70 Concluding Statement
We will now bring our remarks to a close, by observing, that I have not thus written to elicit any reply from you, nor to be considered as laying you under any personal obligation to reply; but to anew, as I said on the first page of these remarks, ‘Why I spurn duty faith as the spawn of at least half the errors there are in the professing world.’ But I have either written truth or falsehood, and if the latter, that will be easy to be proved, by the spirit of truth in the sacred text; and be it so done by some hand, until it be brought quite down to the ground, as flat as Dagon fell on his face, 1 Sam 5:3.

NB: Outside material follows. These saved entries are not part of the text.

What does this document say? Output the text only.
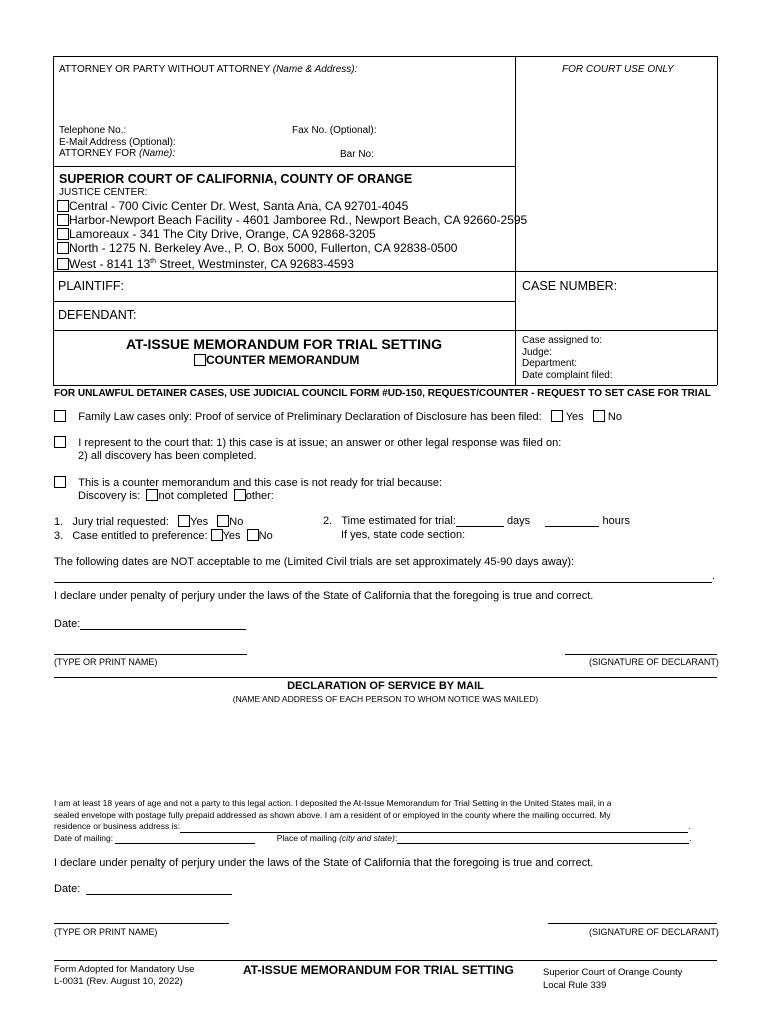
ATTORNEY OR PARTY WITHOUT ATTORNEY (Name & Address):	FOR COURT USE ONLY
Telephone No.:	Fax No. (Optional):
E-Mail Address (Optional):
ATTORNEY FOR (Name):	Bar No:
SUPERIOR COURT OF CALIFORNIA, COUNTY OF ORANGE
JUSTICE CENTER:
Central - 700 Civic Center Dr. West, Santa Ana, CA 92701-4045
Harbor-Newport Beach Facility - 4601 Jamboree Rd., Newport Beach, CA 92660-2595
Lamoreaux - 341 The City Drive, Orange, CA 92868-3205
North - 1275 N. Berkeley Ave., P. O. Box 5000, Fullerton, CA 92838-0500
West - 8141 13th Street, Westminster, CA 92683-4593
PLAINTIFF:	CASE NUMBER:
DEFENDANT:
AT-ISSUE MEMORANDUM FOR TRIAL SETTING
COUNTER MEMORANDUM
Case assigned to:
Judge:
Department:
Date complaint filed:
FOR UNLAWFUL DETAINER CASES, USE JUDICIAL COUNCIL FORM #UD-150, REQUEST/COUNTER - REQUEST TO SET CASE FOR TRIAL
Family Law cases only: Proof of service of Preliminary Declaration of Disclosure has been filed: Yes No
I represent to the court that: 1) this case is at issue; an answer or other legal response was filed on:
2) all discovery has been completed.
This is a counter memorandum and this case is not ready for trial because:
Discovery is: not completed other:
1. Jury trial requested: Yes No
3. Case entitled to preference: Yes No
2. Time estimated for trial:	days	hours
If yes, state code section:
The following dates are NOT acceptable to me (Limited Civil trials are set approximately 45-90 days away):
.
I declare under penalty of perjury under the laws of the State of California that the foregoing is true and correct.
Date:
(TYPE OR PRINT NAME)	(SIGNATURE OF DECLARANT)
DECLARATION OF SERVICE BY MAIL
(NAME AND ADDRESS OF EACH PERSON TO WHOM NOTICE WAS MAILED)
I am at least 18 years of age and not a party to this legal action. I deposited the At-Issue Memorandum for Trial Setting in the United States mail, in a
sealed envelope with postage fully prepaid addressed as shown above. I am a resident of or employed in the county where the mailing occurred. My
residence or business address is:	.
Date of mailing:	Place of mailing (city and state):	.
I declare under penalty of perjury under the laws of the State of California that the foregoing is true and correct.
Date:
(TYPE OR PRINT NAME)	(SIGNATURE OF DECLARANT)
Form Adopted for Mandatory Use
L-0031 (Rev. August 10, 2022)
AT-ISSUE MEMORANDUM FOR TRIAL SETTING	Superior Court of Orange County
Local Rule 339
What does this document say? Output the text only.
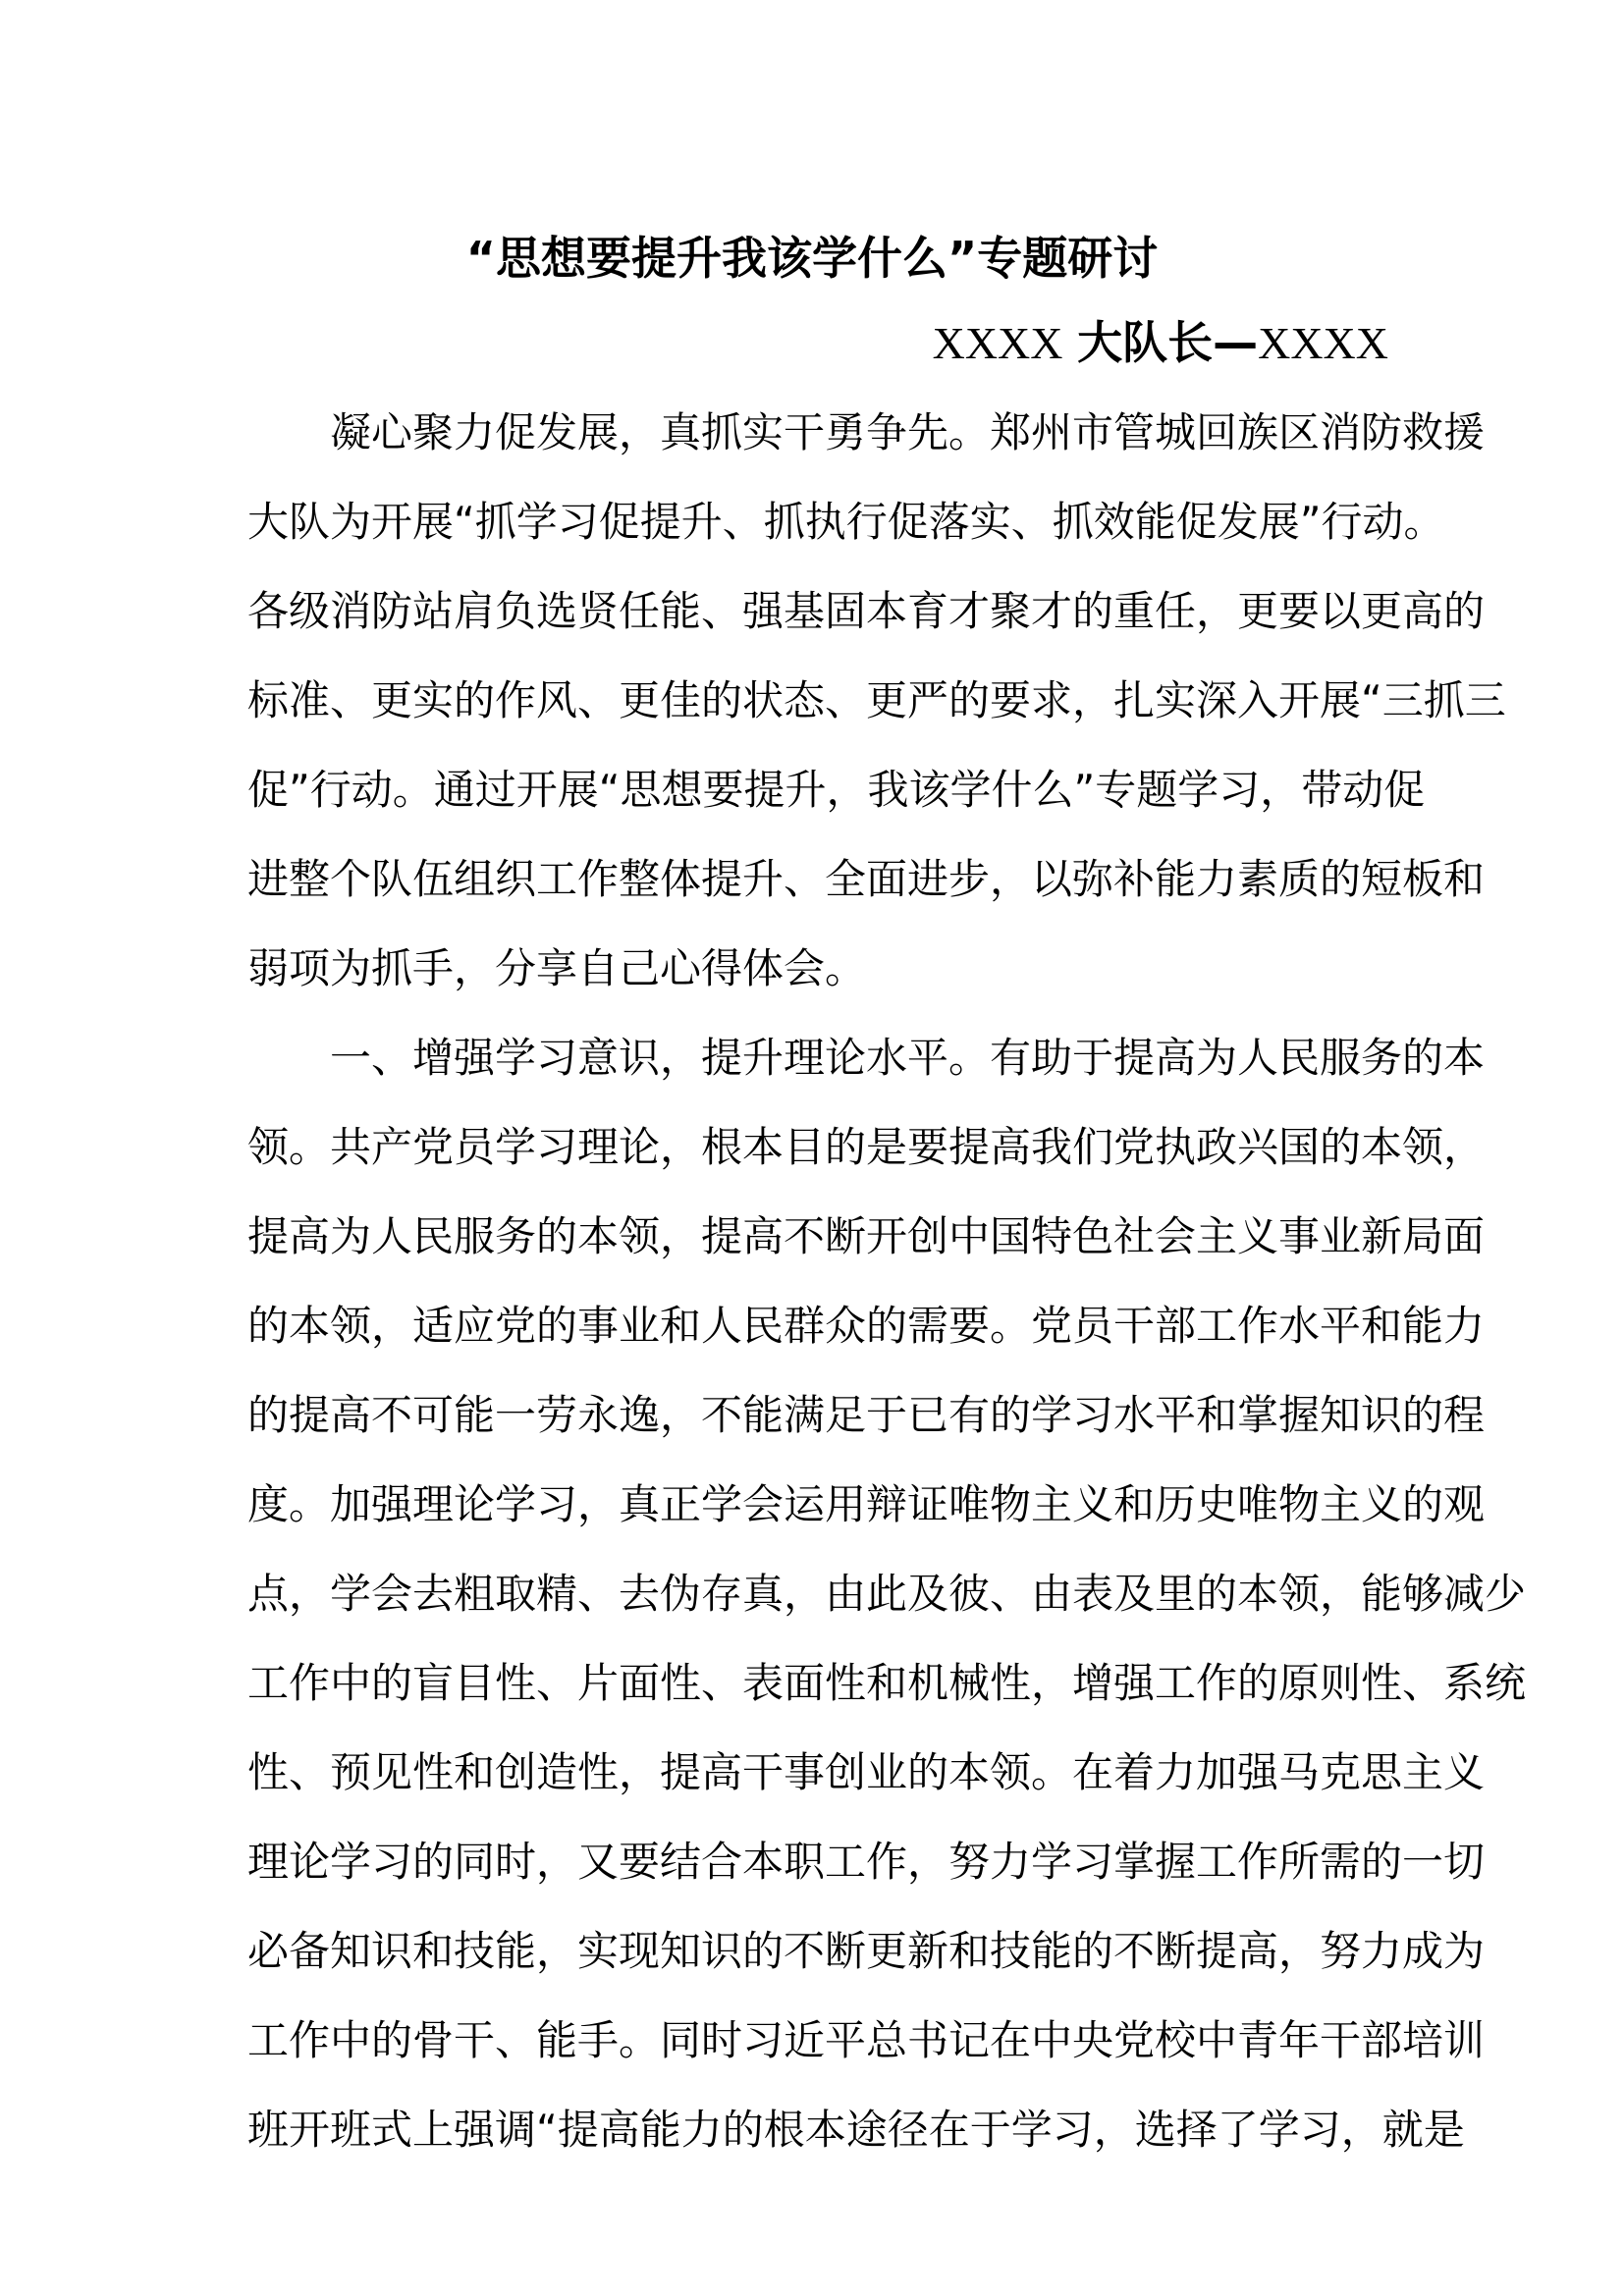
“思想要提升我该学什么”专题研讨
XXXX 大队长—XXXX
凝心聚力促发展，真抓实干勇争先。郑州市管城回族区消防救援
大队为开展“抓学习促提升、抓执行促落实、抓效能促发展”行动。
各级消防站肩负选贤任能、强基固本育才聚才的重任，更要以更高的
标准、更实的作风、更佳的状态、更严的要求，扎实深入开展“三抓三
促”行动。通过开展“思想要提升，我该学什么”专题学习，带动促
进整个队伍组织工作整体提升、全面进步，以弥补能力素质的短板和
弱项为抓手，分享自己心得体会。
一、增强学习意识，提升理论水平。有助于提高为人民服务的本
领。共产党员学习理论，根本目的是要提高我们党执政兴国的本领，
提高为人民服务的本领，提高不断开创中国特色社会主义事业新局面
的本领，适应党的事业和人民群众的需要。党员干部工作水平和能力
的提高不可能一劳永逸，不能满足于已有的学习水平和掌握知识的程
度。加强理论学习，真正学会运用辩证唯物主义和历史唯物主义的观
点，学会去粗取精、去伪存真，由此及彼、由表及里的本领，能够减少
工作中的盲目性、片面性、表面性和机械性，增强工作的原则性、系统
性、预见性和创造性，提高干事创业的本领。在着力加强马克思主义
理论学习的同时，又要结合本职工作，努力学习掌握工作所需的一切
必备知识和技能，实现知识的不断更新和技能的不断提高，努力成为
工作中的骨干、能手。同时习近平总书记在中央党校中青年干部培训
班开班式上强调“提高能力的根本途径在于学习，选择了学习，就是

If any sort of an earnest attempt be really made to prove me wrong, by the unjarring testimony of the word of God, the same shall have my most earnest attention; and if I am proved in error, in the main principles of these remarks, my most ready submission. But if no such attempt be made to prove me wrong, in the proof that duty faith, &c, herein opposed, is bible truth, by the mind of the Spirit, we shall conclude it is because by the word of God, these remarks on duty faith, cannot be refuted; and that silence is deemed most expedient, while duty faith, and universal invitations to eternal salvation, though totally unknown in the word and spirit of scripture truth, do take too well, and have too many admirers, and too many popular advantages among men, to be surrendered up for God’s unpopular truth’s sake; till the soul is necessitated thereto, by the power of the Holy Ghost. May the Lord himself attest, what these remarks really are in his sight, in the conscience of those, who with prayerful enquiry after truth, may read them, for his great name’s sake. Amen.
John Foreman (1792-1872) was a Strict and Particular Baptist preacher. He was appointed the Pastor of Hill Street Chapel, Marylebone, serving this position for close to forty years.